PIZIA (ἡ Πυϑία)
Nome col quale si designava la sacerdotessa che, a Delfi, recitava i responsi del dio a coloro che erano venuti a interrogare l'oracolo (v.); tale denominazione si collega col πύϑων, cioè col serpente ucciso da Apollo e che si diceva giacere sepolto sotto l'omfalo delfico. La P. veniva scelta fra le donne vergini e di buona famiglia del paese: non si esigeva, almeno dal sec. V in poi, età molto giovanile né nobiltà di natali. Nei tempi più antichi il suo ufficio si svolgeva periodicamente, una sola volta all'anno, il settimo giorno del mese delfico di Bysios (febbraio), nella quale epoca soltanto si potevano richiedere responsi all'oracolo; più tardi, dato il numero sempre crescente degl'interroganti, la P. dové rimanere in funzione costantemente, e si ebbero talora anche due e perfino tre P. che officiavano a turno.

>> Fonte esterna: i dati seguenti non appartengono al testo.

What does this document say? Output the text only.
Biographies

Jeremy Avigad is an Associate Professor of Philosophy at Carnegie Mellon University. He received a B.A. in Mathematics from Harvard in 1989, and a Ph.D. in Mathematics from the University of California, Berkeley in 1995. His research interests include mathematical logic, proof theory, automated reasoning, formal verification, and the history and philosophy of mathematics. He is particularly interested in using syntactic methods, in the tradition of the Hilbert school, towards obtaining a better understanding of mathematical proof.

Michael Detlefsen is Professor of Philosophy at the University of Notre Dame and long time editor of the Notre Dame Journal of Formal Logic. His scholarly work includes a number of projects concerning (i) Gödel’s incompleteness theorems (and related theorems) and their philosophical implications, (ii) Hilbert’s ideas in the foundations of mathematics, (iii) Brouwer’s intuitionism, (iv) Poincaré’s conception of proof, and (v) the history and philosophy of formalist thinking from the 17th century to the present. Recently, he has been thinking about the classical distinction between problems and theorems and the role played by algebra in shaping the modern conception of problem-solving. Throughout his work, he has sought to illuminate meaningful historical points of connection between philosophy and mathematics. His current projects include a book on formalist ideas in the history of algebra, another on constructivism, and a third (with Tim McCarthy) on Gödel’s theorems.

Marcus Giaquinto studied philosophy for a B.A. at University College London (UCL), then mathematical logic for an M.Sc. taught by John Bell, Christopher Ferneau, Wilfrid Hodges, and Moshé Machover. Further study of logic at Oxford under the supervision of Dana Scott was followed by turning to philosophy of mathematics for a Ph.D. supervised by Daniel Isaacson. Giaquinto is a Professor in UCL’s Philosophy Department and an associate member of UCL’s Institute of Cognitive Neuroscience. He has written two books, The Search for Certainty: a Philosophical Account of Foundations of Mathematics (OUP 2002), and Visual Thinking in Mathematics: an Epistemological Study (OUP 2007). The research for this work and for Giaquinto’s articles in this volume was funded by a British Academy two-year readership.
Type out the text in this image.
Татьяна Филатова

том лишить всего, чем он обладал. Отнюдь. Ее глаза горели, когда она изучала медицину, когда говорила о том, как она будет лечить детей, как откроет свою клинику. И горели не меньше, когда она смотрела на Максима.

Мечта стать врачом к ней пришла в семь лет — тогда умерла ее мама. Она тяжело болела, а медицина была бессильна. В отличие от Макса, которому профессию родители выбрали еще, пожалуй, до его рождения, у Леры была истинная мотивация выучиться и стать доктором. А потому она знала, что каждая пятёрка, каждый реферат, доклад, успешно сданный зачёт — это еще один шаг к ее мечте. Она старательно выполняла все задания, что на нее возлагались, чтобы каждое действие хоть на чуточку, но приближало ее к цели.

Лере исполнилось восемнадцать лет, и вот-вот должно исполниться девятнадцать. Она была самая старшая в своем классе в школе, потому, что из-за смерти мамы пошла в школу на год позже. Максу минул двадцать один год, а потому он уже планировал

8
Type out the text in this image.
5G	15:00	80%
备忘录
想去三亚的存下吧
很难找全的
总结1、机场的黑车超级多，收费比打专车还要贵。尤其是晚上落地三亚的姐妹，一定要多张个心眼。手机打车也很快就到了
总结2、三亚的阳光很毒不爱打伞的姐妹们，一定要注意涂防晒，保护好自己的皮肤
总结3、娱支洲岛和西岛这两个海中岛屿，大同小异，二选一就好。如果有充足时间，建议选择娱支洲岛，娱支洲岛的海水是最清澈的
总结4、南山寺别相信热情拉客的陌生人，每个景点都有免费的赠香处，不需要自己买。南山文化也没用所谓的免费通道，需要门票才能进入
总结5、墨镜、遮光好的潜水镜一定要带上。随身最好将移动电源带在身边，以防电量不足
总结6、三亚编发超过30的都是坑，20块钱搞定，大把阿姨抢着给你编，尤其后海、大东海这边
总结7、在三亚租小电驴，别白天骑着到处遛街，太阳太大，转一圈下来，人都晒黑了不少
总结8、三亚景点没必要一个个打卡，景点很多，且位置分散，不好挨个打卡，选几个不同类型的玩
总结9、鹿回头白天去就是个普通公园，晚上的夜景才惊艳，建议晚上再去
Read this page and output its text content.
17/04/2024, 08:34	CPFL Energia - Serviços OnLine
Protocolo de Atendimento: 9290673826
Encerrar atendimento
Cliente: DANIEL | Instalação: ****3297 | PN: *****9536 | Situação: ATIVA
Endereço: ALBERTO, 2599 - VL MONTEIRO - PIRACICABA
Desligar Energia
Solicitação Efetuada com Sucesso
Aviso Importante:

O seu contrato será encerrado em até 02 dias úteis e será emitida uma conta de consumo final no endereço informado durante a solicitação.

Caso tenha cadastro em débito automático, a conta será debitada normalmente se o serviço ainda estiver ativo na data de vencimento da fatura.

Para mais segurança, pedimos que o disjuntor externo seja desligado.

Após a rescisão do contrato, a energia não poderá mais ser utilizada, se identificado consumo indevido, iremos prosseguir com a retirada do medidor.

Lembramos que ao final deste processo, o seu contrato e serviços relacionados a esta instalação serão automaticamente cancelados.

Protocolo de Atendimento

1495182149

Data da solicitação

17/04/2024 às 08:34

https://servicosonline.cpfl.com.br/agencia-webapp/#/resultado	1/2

Dopoché gl'interroganti, incoronati d'alloro, avevano presentato al προϕήτης (sacerdote addetto al tempio) la loro richiesta, la Pizia, dopo essersi purificata con l'acqua della fonte Castalia e avere indossata la lunga veste rituale, con aurei ornamenti in capo, penetrava nell'adyton del tempio, beveva un sorso d'acqua della corrente Cassotis, che scorreva sotto di esso, e, dopo aver masticate delle foglie d'alloro, andava a prender posto sul seggio ad essa destinato, il quale era collocato sopra un disco adattato nel bacino stesso dell'aureo tripode dell'adyton. Il tripode si trovava situato al di sopra della voragine, da cui salivano vapori ed esalazioni, le quali avevano la virtù di mettere in stato d'estasi chi li aspirava. Entrata in estasi, la P. pronunciava parole più o meno chiare, che il "profeta" parafrasava in versi (anticamente solo in esametri, più tardi anche in altro metro), talvolta anche in prosa, e consegnava ai richiedenti. Poteva accadere che l'estasi della P. fosse così intensa, che le parole da lei pronunciate risultassero del tutto sconnesse e inintelligibili; toccava allora ai sacerdoti trarne quel miglior partito ch'essi sapessero.
Quale valore avessero tali responsi, non è qui il caso di discutere: certo è che, salvo casi eccezionali, i responsi non erano né dati né redatti in mala fede, né fatti scrivere fraudolentemente per ingannare gl'interroganti. Si conoscono tuttavia casi di corruzione della Pizia, come quelli denunziati da Erodoto in V, 63 e VI, 66, quest'ultimo a proposito della falsa accusa ordita da Cleomene, re di Sparta, contro la legittimità del collega Demarato, d'accordo con la Pizia Perialla, la quale, poi, scoperta, venne deposta.
Bibl.: A. Mommsen, Delphica, Lipsia 1878; H. Pontow, Zur Topographie von Delphi, Berlino 1889; P. Monceaux, in Daremberg e Saglio, Dictionn. des antiquités, ecc., VII, p. 219 segg.; G. F. Schoemann e J. H. Lipsius, Griechische Altertümer, II, 4ª ed., Berlino 1902, p. 320 segg.; P. Stengel, Die griech. Kultusaltertümer, 3ª ed., Monaco 1920, p. 70 segg.; A. Bouché-Leclercq, Histoire de la divination dans l'antiquité, III, Parigi 1880, p. 39 segg.